SNP members ‘victims of LGBT campaign’ The Times 06.12.19

The original article is here.

LGBT activists within the SNP are allegedly digging up dirt on members who oppose self-identification for trans people in a campaign to “purge” them from the party, it has been claimed.

Neale Hanvey was dropped as the SNP candidate for Kirkcaldy & Cowdenbeath last week after alleged antisemitic social media posts came to light.

The complaints against Mr Hanvey are believed to have been raised by colleagues within his own party. He had voiced support for Women’s Pledge, a group that opposes plans to alter the law to allow people to “self-identify” as a woman or man without the need for medical checks.

Supporters of the pledge include Joanna Cherry, who is running for re-election in Edinburgh South West, and Joan McAlpine. They fear women and girls could fall victim to predatory men or lose access to single-sex spaces.

Opponents of the pledge, centred around the Out for Independence (OFI) group, believe opposition to self-identification is motivated by prejudice and transphobia.

The case against Mr Hanvey, who compared Israel’s policy on Palestine to the Holocaust, was due to come before the SNP disciplinary panel, which includes Denise Findlay, another Women’s Pledge supporter. She quit the SNP on Wednesday after Twitter posts in which she accused Israel of carrying out “genocide” against the Palestinians were sent to a broadcaster.

Leeze Lawrence, a transgender woman and OFI supporter, tweeted: “Glad to hear Denise Findlay has resigned from the SNP conduct committee. The party is a better place without hateful rhetoric in it.” She added: “I’ll be taking names and make sure they never get back in.”

After Mr Hanvey’s suspension one transgender activist wrote on social media: “So good to see the SNP finally start to discipline some of the bigoted MSPs in the party. Now what about McAlpine, Cherry and Denise Findlay?

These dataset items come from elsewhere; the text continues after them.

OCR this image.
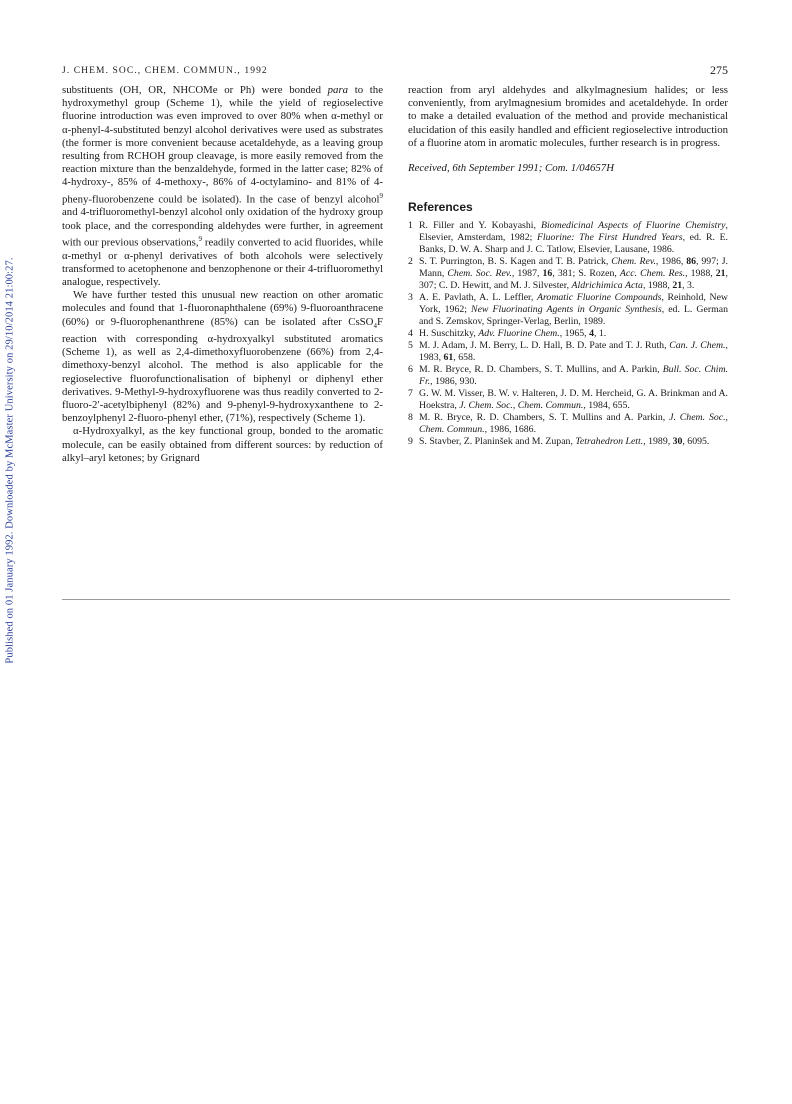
Published on 01 January 1992. Downloaded by McMaster University on 29/10/2014 21:00:27.
J. CHEM. SOC., CHEM. COMMUN., 1992	275

substituents (OH, OR, NHCOMe or Ph) were bonded para to the hydroxymethyl group (Scheme 1), while the yield of regioselective fluorine introduction was even improved to over 80% when α-methyl or α-phenyl-4-substituted benzyl alcohol derivatives were used as substrates (the former is more convenient because acetaldehyde, as a leaving group resulting from RCHOH group cleavage, is more easily removed from the reaction mixture than the benzaldehyde, formed in the latter case; 82% of 4-hydroxy-, 85% of 4-methoxy-, 86% of 4-octylamino- and 81% of 4-pheny-fluorobenzene could be isolated). In the case of benzyl alcohol$^9$ and 4-trifluoromethyl-benzyl alcohol only oxidation of the hydroxy group took place, and the corresponding aldehydes were further, in agreement with our previous observations,$^9$ readily converted to acid fluorides, while α-methyl or α-phenyl derivatives of both alcohols were selectively transformed to acetophenone and benzophenone or their 4-trifluoromethyl analogue, respectively.

We have further tested this unusual new reaction on other aromatic molecules and found that 1-fluoronaphthalene (69%) 9-fluoroanthracene (60%) or 9-fluorophenanthrene (85%) can be isolated after CsSO$_4$F reaction with corresponding α-hydroxyalkyl substituted aromatics (Scheme 1), as well as 2,4-dimethoxyfluorobenzene (66%) from 2,4-dimethoxy-benzyl alcohol. The method is also applicable for the regioselective fluorofunctionalisation of biphenyl or diphenyl ether derivatives. 9-Methyl-9-hydroxyfluorene was thus readily converted to 2-fluoro-2′-acetylbiphenyl (82%) and 9-phenyl-9-hydroxyxanthene to 2-benzoylphenyl 2-fluoro-phenyl ether, (71%), respectively (Scheme 1).

α-Hydroxyalkyl, as the key functional group, bonded to the aromatic molecule, can be easily obtained from different sources: by reduction of alkyl–aryl ketones; by Grignard

reaction from aryl aldehydes and alkylmagnesium halides; or less conveniently, from arylmagnesium bromides and acetaldehyde. In order to make a detailed evaluation of the method and provide mechanistical elucidation of this easily handled and efficient regioselective introduction of a fluorine atom in aromatic molecules, further research is in progress.

Received, 6th September 1991; Com. 1/04657H

References

1 R. Filler and Y. Kobayashi, Biomedicinal Aspects of Fluorine Chemistry, Elsevier, Amsterdam, 1982; Fluorine: The First Hundred Years, ed. R. E. Banks, D. W. A. Sharp and J. C. Tatlow, Elsevier, Lausane, 1986.
2 S. T. Purrington, B. S. Kagen and T. B. Patrick, Chem. Rev., 1986, 86, 997; J. Mann, Chem. Soc. Rev., 1987, 16, 381; S. Rozen, Acc. Chem. Res., 1988, 21, 307; C. D. Hewitt, and M. J. Silvester, Aldrichimica Acta, 1988, 21, 3.
3 A. E. Pavlath, A. L. Leffler, Aromatic Fluorine Compounds, Reinhold, New York, 1962; New Fluorinating Agents in Organic Synthesis, ed. L. German and S. Zemskov, Springer-Verlag, Berlin, 1989.
4 H. Suschitzky, Adv. Fluorine Chem., 1965, 4, 1.
5 M. J. Adam, J. M. Berry, L. D. Hall, B. D. Pate and T. J. Ruth, Can. J. Chem., 1983, 61, 658.
6 M. R. Bryce, R. D. Chambers, S. T. Mullins, and A. Parkin, Bull. Soc. Chim. Fr., 1986, 930.
7 G. W. M. Visser, B. W. v. Halteren, J. D. M. Hercheid, G. A. Brinkman and A. Hoekstra, J. Chem. Soc., Chem. Commun., 1984, 655.
8 M. R. Bryce, R. D. Chambers, S. T. Mullins and A. Parkin, J. Chem. Soc., Chem. Commun., 1986, 1686.
9 S. Stavber, Z. Planinšek and M. Zupan, Tetrahedron Lett., 1989, 30, 6095.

Hope to see them out next.”

Ms Findlay’s place on the committee has been taken by Declan Blench, national secretary of OFI.

One SNP politician, who spoke on condition of anonymity, said there was little doubt the complaint against Mr Hanvey was “an inside job”. They added: “This is nothing to do with genuine concerns about antisemitism and everything to do with his support for Women’s Pledge.”

Susan Smith, of the feminist group forwomen.scot, said that “we absolutely condemn antisemitism”, but added: “A faction within the SNP have made no secret of the fact they are ‘taking names’ in order to push out from the inside supporters of the Women’s Pledge.”

Graham Purnell, an SNP supporter, tweeted: “Some thoroughly nasty people have infiltrated the SNP and their priority is not independence.”

Mr Hanvey declined to comment “as my case remains sub judice”.

An SNP spokesman said: “Neil Hanvey and Denise Findlay were suspended because of antisemitic comments and for that reason alone.”

The Times tried to contact Ms Lawrence for comment.